Kaiserslautern - Der 1. FC Kaiserslautern bringt den SV Werder Bremen an den Rand einer Niederlage, schafft es aber beim 0:0 wieder einmal nicht, das entscheidende Tor zu schießen.

Es wäre die Geschichte des Spiels gewesen, hätte Jakub Swierczok in allerletzter Minute den Ball nur ein paar Zentimeter weiter nach rechts und ins Tor der Bremer geschossen. So aber blieb es beim 0:0 und Swierczok, in der Winterpause vom polnischen Zweitligisten Polonia Bytom gekommen, blieb die Heldenrolle bei seinem Bundesligadebüt versagt.

Torflaute hält an

Der FCK hat wieder einmal einen riesigen Aufwand betrieben, am Ende aber wie so oft die Ernte nicht eingefahren. Nur 13 Tore in 18 Spielen - die Abschlussschwäche besteht weiter. Swierczok deutete bei einigen Aktionen immerhin an, ein brauchbarer Stürmer zu sein. FCK-Trainer Marco Kurz bescheinigte dem 19 Jahre jungen Talent, "bereits eine vollwertige Alternative" zu sein.

Das konnten zwei andere Neuzugänge in Lauterns Offensive noch nicht nachweisen. Der 21-jährige Nicolai Jörgensen, von Bayer Leverkusen verpflichtet, wirkte nach seiner Einwechslung für Fortounis in der 63. Minute noch zu sehr wie ein Jugendspieler, und Sandro Wagner saß gegen seinen ehemaligen Klub noch als Zuschauer auf der Tribüne. Doch gerade vom 24 Jahre alten Wagner, der einst mit Mitspielern wie Mesut Özil und Manuel Neuer U 21- Europameister wurde, erhoffen sie sich in der Pfalz die nötigen Tore zum Klassenerhalt.

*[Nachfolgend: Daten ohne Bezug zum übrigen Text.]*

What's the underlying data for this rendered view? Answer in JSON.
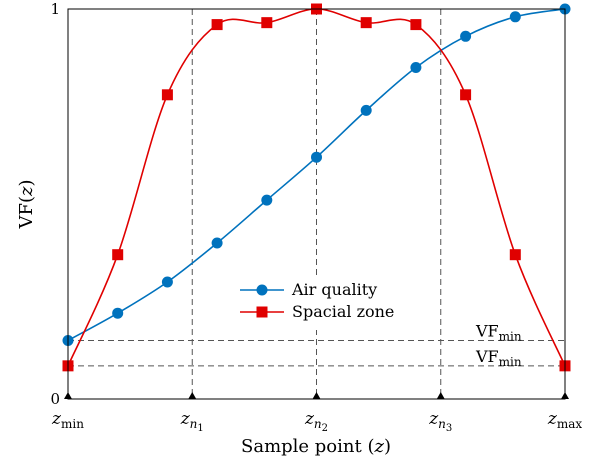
{
  "chart_data": {
    "type": "line",
    "xlabel": "Sample point (z)",
    "ylabel": "VF(z)",
    "ylim": [
      0,
      1
    ],
    "yticks": [
      {
        "value": 0,
        "label": "0"
      },
      {
        "value": 1,
        "label": "1"
      }
    ],
    "xticks": [
      {
        "value": 0,
        "label": "z_min",
        "base": "z",
        "sub": "min"
      },
      {
        "value": 2.5,
        "label": "z_n1",
        "base": "z",
        "sub": "n",
        "subsub": "1"
      },
      {
        "value": 5,
        "label": "z_n2",
        "base": "z",
        "sub": "n",
        "subsub": "2"
      },
      {
        "value": 7.5,
        "label": "z_n3",
        "base": "z",
        "sub": "n",
        "subsub": "3"
      },
      {
        "value": 10,
        "label": "z_max",
        "base": "z",
        "sub": "max"
      }
    ],
    "vlines": [
      2.5,
      5,
      7.5
    ],
    "hlines": [
      {
        "value": 0.15,
        "label": "VF_min",
        "base": "VF",
        "sub": "min"
      },
      {
        "value": 0.085,
        "label": "VF_min",
        "base": "VF",
        "sub": "min"
      }
    ],
    "legend_position": "center",
    "series": [
      {
        "name": "Air quality",
        "color": "#0072BD",
        "marker": "circle",
        "x": [
          0,
          1,
          2,
          3,
          4,
          5,
          6,
          7,
          8,
          9,
          10
        ],
        "y": [
          0.15,
          0.22,
          0.3,
          0.4,
          0.51,
          0.62,
          0.74,
          0.85,
          0.93,
          0.98,
          1.0
        ]
      },
      {
        "name": "Spacial zone",
        "color": "#E00000",
        "marker": "square",
        "x": [
          0,
          1,
          2,
          3,
          4,
          5,
          6,
          7,
          8,
          9,
          10
        ],
        "y": [
          0.085,
          0.37,
          0.78,
          0.96,
          0.965,
          1.0,
          0.965,
          0.96,
          0.78,
          0.37,
          0.085
        ]
      }
    ]
  }
}
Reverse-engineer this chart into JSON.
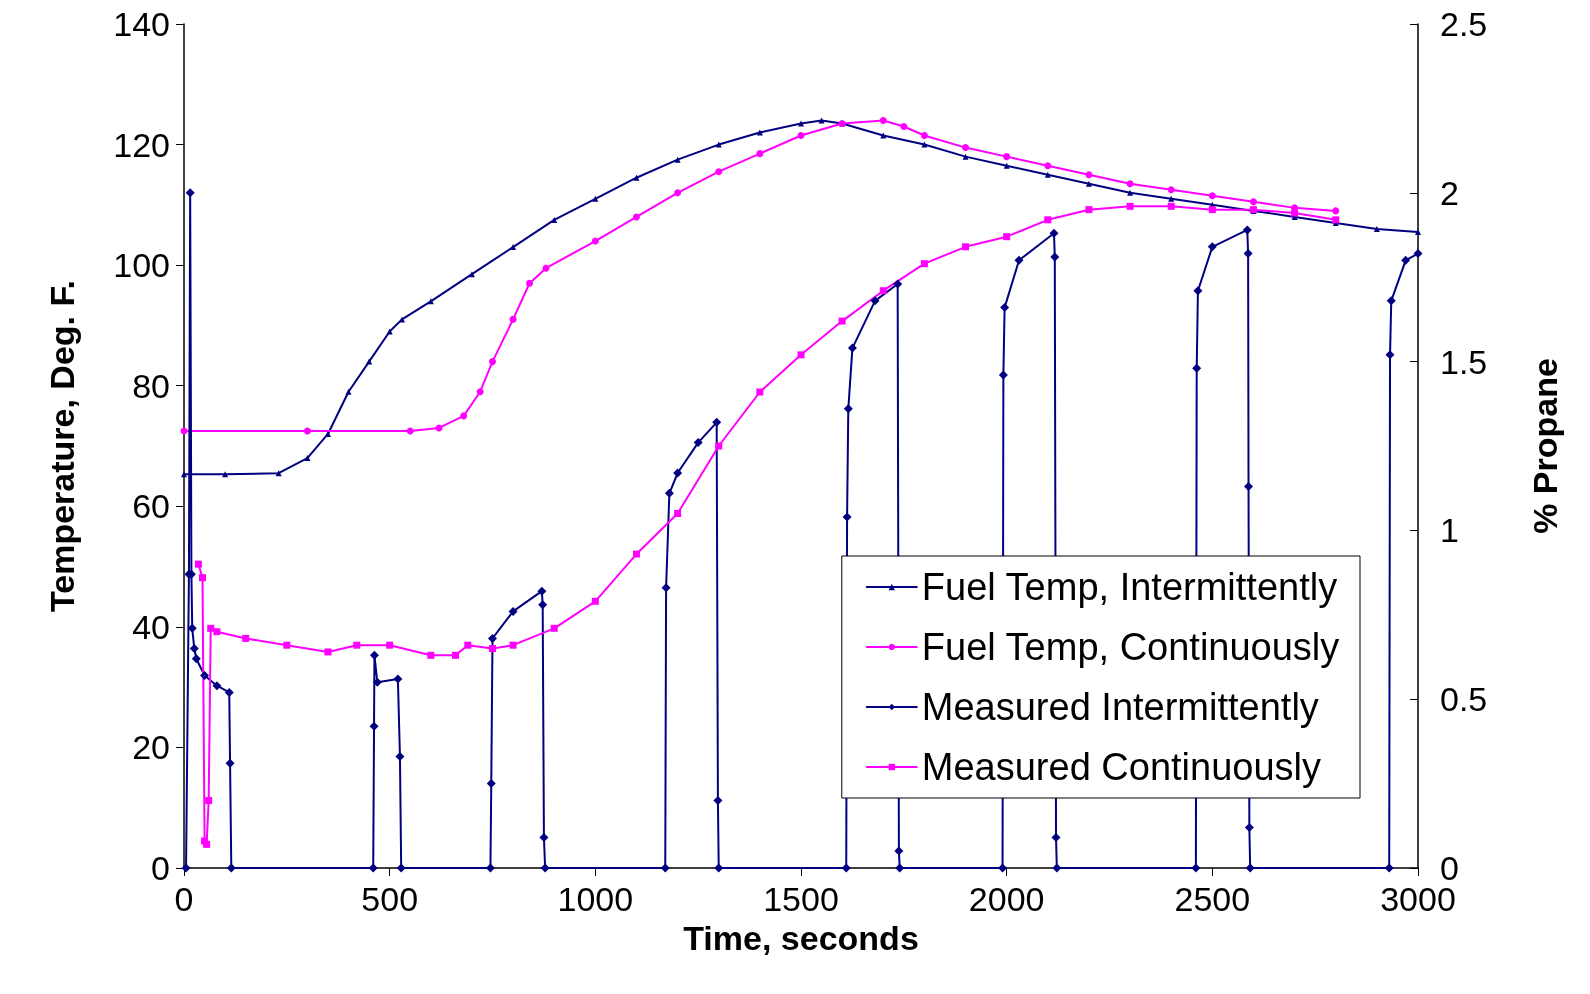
{
  "chart_data": {
    "type": "line",
    "xlabel": "Time, seconds",
    "ylabel": "Temperature, Deg. F.",
    "y2label": "% Propane",
    "xlim": [
      0,
      3000
    ],
    "xticks": [
      0,
      500,
      1000,
      1500,
      2000,
      2500,
      3000
    ],
    "ylim": [
      0,
      140
    ],
    "yticks": [
      0,
      20,
      40,
      60,
      80,
      100,
      120,
      140
    ],
    "y2lim": [
      0,
      2.5
    ],
    "y2ticks": [
      0,
      0.5,
      1,
      1.5,
      2,
      2.5
    ],
    "grid": false,
    "legend": "bottom right",
    "line_style": "solid",
    "series": [
      {
        "name": "Fuel Temp, Intermittently",
        "color": "#000080",
        "marker": "triangle",
        "x": [
          0,
          100,
          230,
          300,
          350,
          400,
          450,
          500,
          530,
          600,
          700,
          800,
          900,
          1000,
          1100,
          1200,
          1300,
          1400,
          1500,
          1550,
          1600,
          1700,
          1800,
          1900,
          2000,
          2100,
          2200,
          2300,
          2400,
          2500,
          2600,
          2700,
          2800,
          2900,
          3000
        ],
        "values": [
          65.3,
          65.3,
          65.5,
          68,
          72,
          79,
          84,
          89,
          91,
          94,
          98.5,
          103,
          107.5,
          111,
          114.5,
          117.5,
          120,
          122,
          123.5,
          124,
          123.5,
          121.5,
          120,
          118,
          116.5,
          115,
          113.5,
          112,
          111,
          110,
          109,
          108,
          107,
          106,
          105.5
        ]
      },
      {
        "name": "Fuel Temp, Continuously",
        "color": "#ff00ff",
        "marker": "circle",
        "x": [
          0,
          300,
          550,
          620,
          680,
          720,
          750,
          800,
          840,
          880,
          1000,
          1100,
          1200,
          1300,
          1400,
          1500,
          1600,
          1700,
          1750,
          1800,
          1900,
          2000,
          2100,
          2200,
          2300,
          2400,
          2500,
          2600,
          2700,
          2800
        ],
        "values": [
          72.5,
          72.5,
          72.5,
          73,
          75,
          79,
          84,
          91,
          97,
          99.5,
          104,
          108,
          112,
          115.5,
          118.5,
          121.5,
          123.5,
          124,
          123,
          121.5,
          119.5,
          118,
          116.5,
          115,
          113.5,
          112.5,
          111.5,
          110.5,
          109.5,
          109
        ]
      },
      {
        "name": "Measured Intermittently",
        "color": "#000080",
        "marker": "diamond",
        "axis": "y2",
        "x": [
          5,
          12,
          15,
          18,
          20,
          25,
          30,
          50,
          80,
          110,
          112,
          115,
          460,
          462,
          463,
          470,
          520,
          525,
          528,
          745,
          747,
          750,
          800,
          870,
          872,
          875,
          878,
          1170,
          1172,
          1180,
          1200,
          1250,
          1295,
          1298,
          1300,
          1610,
          1612,
          1615,
          1625,
          1680,
          1735,
          1738,
          1740,
          1990,
          1992,
          1995,
          2030,
          2115,
          2117,
          2120,
          2122,
          2460,
          2462,
          2465,
          2500,
          2585,
          2587,
          2588,
          2590,
          2592,
          2930,
          2932,
          2935,
          2970,
          3000
        ],
        "values": [
          0,
          0.87,
          2.0,
          0.87,
          0.71,
          0.65,
          0.62,
          0.57,
          0.54,
          0.52,
          0.31,
          0,
          0,
          0.42,
          0.63,
          0.55,
          0.56,
          0.33,
          0,
          0,
          0.25,
          0.68,
          0.76,
          0.82,
          0.78,
          0.09,
          0,
          0,
          0.83,
          1.11,
          1.17,
          1.26,
          1.32,
          0.2,
          0,
          0,
          1.04,
          1.36,
          1.54,
          1.68,
          1.73,
          0.05,
          0,
          0,
          1.46,
          1.66,
          1.8,
          1.88,
          1.81,
          0.09,
          0,
          0,
          1.48,
          1.71,
          1.84,
          1.89,
          1.82,
          1.13,
          0.12,
          0,
          0,
          1.52,
          1.68,
          1.8,
          1.82
        ]
      },
      {
        "name": "Measured Continuously",
        "color": "#ff00ff",
        "marker": "square",
        "axis": "y2",
        "x": [
          35,
          45,
          50,
          55,
          60,
          65,
          80,
          150,
          250,
          350,
          420,
          500,
          600,
          660,
          690,
          750,
          800,
          900,
          1000,
          1100,
          1200,
          1300,
          1400,
          1500,
          1600,
          1700,
          1800,
          1900,
          2000,
          2100,
          2200,
          2300,
          2400,
          2500,
          2600,
          2700,
          2800
        ],
        "values": [
          0.9,
          0.86,
          0.08,
          0.07,
          0.2,
          0.71,
          0.7,
          0.68,
          0.66,
          0.64,
          0.66,
          0.66,
          0.63,
          0.63,
          0.66,
          0.65,
          0.66,
          0.71,
          0.79,
          0.93,
          1.05,
          1.25,
          1.41,
          1.52,
          1.62,
          1.71,
          1.79,
          1.84,
          1.87,
          1.92,
          1.95,
          1.96,
          1.96,
          1.95,
          1.95,
          1.94,
          1.92
        ]
      }
    ]
  }
}
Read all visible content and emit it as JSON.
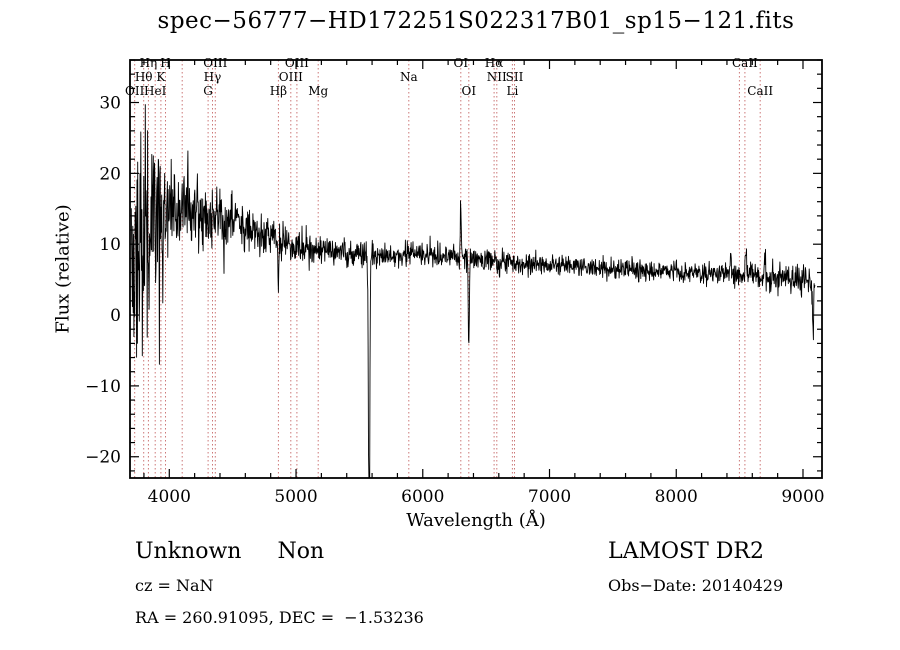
{
  "chart_data": {
    "type": "line",
    "title": "spec−56777−HD172251S022317B01_sp15−121.fits",
    "xlabel": "Wavelength (Å)",
    "ylabel": "Flux (relative)",
    "xlim": [
      3690,
      9150
    ],
    "ylim": [
      -23,
      36
    ],
    "xticks": [
      4000,
      5000,
      6000,
      7000,
      8000,
      9000
    ],
    "yticks": [
      -20,
      -10,
      0,
      10,
      20,
      30
    ],
    "x_minor_step": 200,
    "y_minor_step": 2,
    "grid": false,
    "legend": "none",
    "sample_range": [
      3700,
      9095
    ],
    "sample_step": 3,
    "seed": 20140429,
    "colors": {
      "spectrum": "#000000",
      "line_marker": "#cc7777",
      "axis": "#000000"
    },
    "spectral_lines": [
      {
        "wavelength": 3727,
        "label": "OII",
        "row": 3
      },
      {
        "wavelength": 3798,
        "label": "Hθ",
        "row": 2
      },
      {
        "wavelength": 3835,
        "label": "Hη",
        "row": 1
      },
      {
        "wavelength": 3889,
        "label": "HeI",
        "row": 3
      },
      {
        "wavelength": 3934,
        "label": "K",
        "row": 2
      },
      {
        "wavelength": 3970,
        "label": "H",
        "row": 1
      },
      {
        "wavelength": 4102,
        "label": "",
        "row": 2
      },
      {
        "wavelength": 4306,
        "label": "G",
        "row": 3
      },
      {
        "wavelength": 4341,
        "label": "Hγ",
        "row": 2
      },
      {
        "wavelength": 4363,
        "label": "OIII",
        "row": 1
      },
      {
        "wavelength": 4861,
        "label": "Hβ",
        "row": 3
      },
      {
        "wavelength": 4959,
        "label": "OIII",
        "row": 2
      },
      {
        "wavelength": 5007,
        "label": "OIII",
        "row": 1
      },
      {
        "wavelength": 5175,
        "label": "Mg",
        "row": 3
      },
      {
        "wavelength": 5890,
        "label": "Na",
        "row": 2
      },
      {
        "wavelength": 6300,
        "label": "OI",
        "row": 1
      },
      {
        "wavelength": 6363,
        "label": "OI",
        "row": 3
      },
      {
        "wavelength": 6563,
        "label": "Hα",
        "row": 1
      },
      {
        "wavelength": 6584,
        "label": "NII",
        "row": 2
      },
      {
        "wavelength": 6707,
        "label": "Li",
        "row": 3
      },
      {
        "wavelength": 6724,
        "label": "SII",
        "row": 2
      },
      {
        "wavelength": 8498,
        "label": "",
        "row": 1
      },
      {
        "wavelength": 8542,
        "label": "CaII",
        "row": 1
      },
      {
        "wavelength": 8662,
        "label": "CaII",
        "row": 3
      }
    ],
    "continuum": [
      [
        3700,
        9
      ],
      [
        3750,
        10
      ],
      [
        3800,
        10
      ],
      [
        3850,
        11
      ],
      [
        3900,
        12
      ],
      [
        3950,
        13
      ],
      [
        4000,
        14
      ],
      [
        4100,
        15
      ],
      [
        4200,
        15
      ],
      [
        4300,
        14.5
      ],
      [
        4400,
        14
      ],
      [
        4500,
        13
      ],
      [
        4600,
        12
      ],
      [
        4700,
        11.5
      ],
      [
        4800,
        11
      ],
      [
        4900,
        10.5
      ],
      [
        5000,
        10
      ],
      [
        5100,
        9.5
      ],
      [
        5200,
        9.2
      ],
      [
        5300,
        9
      ],
      [
        5400,
        8.8
      ],
      [
        5500,
        8.6
      ],
      [
        5600,
        8.4
      ],
      [
        5700,
        8.3
      ],
      [
        5800,
        8.4
      ],
      [
        5900,
        8.6
      ],
      [
        6000,
        8.8
      ],
      [
        6100,
        8.5
      ],
      [
        6200,
        8.2
      ],
      [
        6300,
        8
      ],
      [
        6400,
        7.8
      ],
      [
        6500,
        7.7
      ],
      [
        6600,
        7.5
      ],
      [
        6700,
        7.4
      ],
      [
        6800,
        7.3
      ],
      [
        6900,
        7.2
      ],
      [
        7000,
        7
      ],
      [
        7200,
        6.8
      ],
      [
        7400,
        6.6
      ],
      [
        7600,
        6.4
      ],
      [
        7800,
        6.2
      ],
      [
        8000,
        6
      ],
      [
        8200,
        5.9
      ],
      [
        8400,
        5.8
      ],
      [
        8600,
        5.6
      ],
      [
        8800,
        5.3
      ],
      [
        9000,
        5
      ],
      [
        9100,
        4.6
      ]
    ],
    "noise_sigma": [
      [
        3700,
        8
      ],
      [
        3780,
        8
      ],
      [
        3850,
        7
      ],
      [
        3920,
        6
      ],
      [
        3980,
        4.5
      ],
      [
        4050,
        3.2
      ],
      [
        4150,
        2.6
      ],
      [
        4300,
        2.2
      ],
      [
        4500,
        1.8
      ],
      [
        4700,
        1.5
      ],
      [
        5000,
        1.1
      ],
      [
        5300,
        0.9
      ],
      [
        5600,
        0.85
      ],
      [
        6000,
        0.85
      ],
      [
        6500,
        0.75
      ],
      [
        7000,
        0.7
      ],
      [
        7500,
        0.7
      ],
      [
        8000,
        0.7
      ],
      [
        8400,
        0.8
      ],
      [
        8700,
        0.9
      ],
      [
        9000,
        1.1
      ],
      [
        9100,
        1.4
      ]
    ],
    "features": [
      {
        "wavelength": 4430,
        "delta": -5,
        "width": 4,
        "name": "absorption-dip"
      },
      {
        "wavelength": 4860,
        "delta": -6,
        "width": 4,
        "name": "hbeta-dip"
      },
      {
        "wavelength": 5577,
        "delta": -45,
        "width": 5,
        "name": "sky-line-residual"
      },
      {
        "wavelength": 6300,
        "delta": 7.5,
        "width": 4,
        "name": "oi-sky-spike-up"
      },
      {
        "wavelength": 6363,
        "delta": -13,
        "width": 4,
        "name": "oi-sky-spike-down"
      },
      {
        "wavelength": 8430,
        "delta": 3,
        "width": 5,
        "name": "red-spike-1"
      },
      {
        "wavelength": 8550,
        "delta": 4,
        "width": 5,
        "name": "red-spike-2"
      },
      {
        "wavelength": 8700,
        "delta": 3,
        "width": 5,
        "name": "red-spike-3"
      },
      {
        "wavelength": 9080,
        "delta": -7,
        "width": 5,
        "name": "red-end-dip"
      }
    ]
  },
  "footer": {
    "class_label": "Unknown",
    "subclass_label": "Non",
    "cz": "cz = NaN",
    "radec": "RA = 260.91095, DEC =  −1.53236",
    "survey": "LAMOST DR2",
    "obs_date": "Obs−Date: 20140429"
  }
}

"Quäntchen Glück hat gefehlt"

Gegen Bremen stand neben starken Paraden des Werder-Torwarts Tim Wiese auch je einmal Pfosten und Latte einem FCK-Tor im Weg. Dennoch fand Trainer Marko Kurz die Leistung seiner Spieler gut: "Man hat gesehen, dass die Mannschaft gewillt war, das Spiel zu gewinnen. Heute hat das Quäntchen Glück gefehlt." Gegenüber der letzten Vorstellung vor der Winterpause beim Pokal-Aus bei Hertha BSC Berlin durfte Kurz eine "klare Leistungssteigerung" konstatieren.

Mutig war auch die Aufstellung des Trainers, der in Swierczok und Kouemaha zwei Stürmer und in Sahan und Fortounis zwei Offensivkräfte auf den Außenbahnen aufgeboten hatte. "Wir müssen nachhaltig weiterarbeiten, dann gelingen auch wieder Siege", glaubt Kurz nach dem bereits achten Unentschieden.

Simunek feiert gelungenes Comeback

Ein Garant auf dem Weg zum Klassenerhalt könnte Jan Simunek werden. Nach langer Leidenszeit wegen einer komplizierten Leistenverletzung feierte der Tscheche, der im Sommer 2010 vom VfL Wolfsburg in die Pfalz gewechselt war, sein Ligadebüt für die Lauterer.

Der 24-Jährige bot eine starke Leistung und könnte eine feste Konstante in der Innenverteidigung des FCK werden. "Jan hat sich heute belohnt", freute sich Trainer Marco Kurz über das gelungene Comeback des tschechischen Nationalspielers, der 2009 mit dem VfL Wolfsburg Deutscher Meister wurde.

"Eine Verlängerung hätte ich nicht mehr geschafft", sagte Simunek nach dem Abpfiff zwar ziemlich ausgepowert, aber überglücklich, dass er verletzungsfrei durch die kampfbetonte Partie gekommen war. "Ich brauche noch ein paar Spiele, dann wird es noch besser", versprach Simunek, der im Kampf um den Klassenerhalt tatsächlich ein Trumpf in den Karten des 1. FC Kaiserslautern werden könnte.